Blend the batter: Add bananas to a food processor and blend until completely smooth. Add cocoa powder and peanut butter, then blend again until you get a thick, smooth batter.
Optional sweetness: Taste the batter. If you prefer sweeter brownies, add sweetener at this stage and mix again (more info in the notes section).
Bake: Spread batter evenly in the prepared pan. Bake for 25–30 minutes, until set in the center and a toothpick comes out mostly clean.
Cool & slice: Let brownies cool in the pan at least 15–20 minutes, then lift out using parchment and cut into squares. Texture improves further once fully cooled.
Video
Notes
Use ripe bananas: Very ripe bananas with dark spots are essential, they provide sweetness, moisture, and better texture.

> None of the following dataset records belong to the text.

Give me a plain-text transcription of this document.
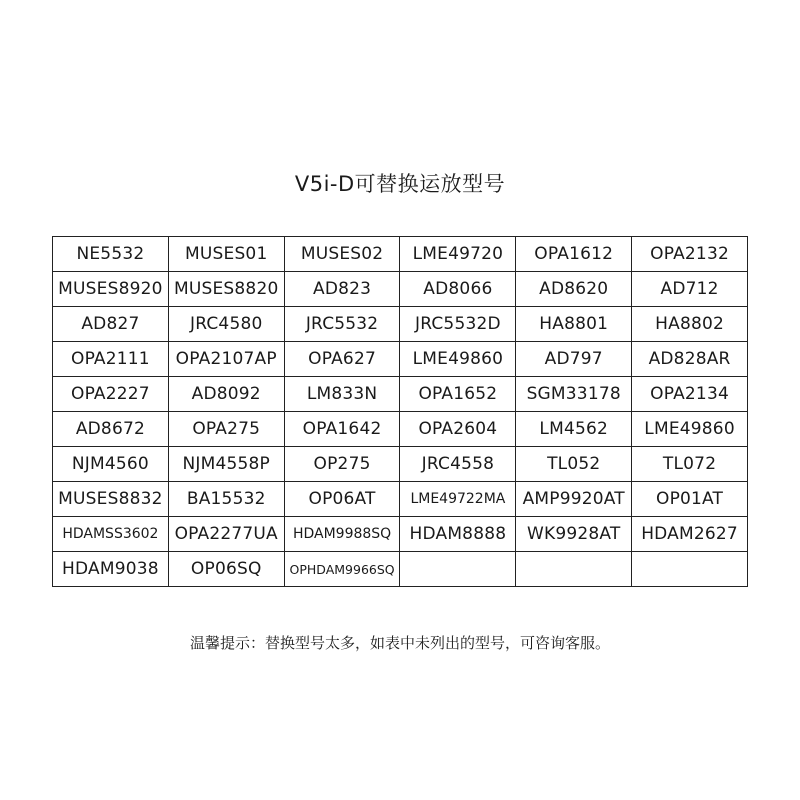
V5i-D可替换运放型号
NE5532	MUSES01	MUSES02	LME49720	OPA1612	OPA2132
MUSES8920	MUSES8820	AD823	AD8066	AD8620	AD712
AD827	JRC4580	JRC5532	JRC5532D	HA8801	HA8802
OPA2111	OPA2107AP	OPA627	LME49860	AD797	AD828AR
OPA2227	AD8092	LM833N	OPA1652	SGM33178	OPA2134
AD8672	OPA275	OPA1642	OPA2604	LM4562	LME49860
NJM4560	NJM4558P	OP275	JRC4558	TL052	TL072
MUSES8832	BA15532	OP06AT	LME49722MA	AMP9920AT	OP01AT
HDAMSS3602	OPA2277UA	HDAM9988SQ	HDAM8888	WK9928AT	HDAM2627
HDAM9038	OP06SQ	OPHDAM9966SQ			
温馨提示：替换型号太多，如表中未列出的型号，可咨询客服。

Cocoa powder: Use unsweetened cocoa powder. Dutch-processed cocoa gives a smoother, milder flavor, while natural cocoa gives a deeper chocolate taste.
Peanut butter choice: Use natural, unsweetened peanut butter (just peanuts + salt). Sweetened peanut butter makes brownies overly sweet and oily.
Sweetness level: These brownies are not very sweet since they rely on banana sweetness. Feel free to add 1–3 tbsp sugar, coconut sugar, maple, honey or sugar-free sweeteners and adjust to taste.
Mix-in ideas: feel free to add chocolate chips or chunks, chopped nuts, dried fruits, coconut flakes and more.
Nut-free option: Replace peanut butter with tahini or sunflower seed butter.
Add protein powder: You can mix in 1–2 tablespoons chocolate or vanilla protein powder. If batter becomes thick, add 1–2 tbsp milk or water.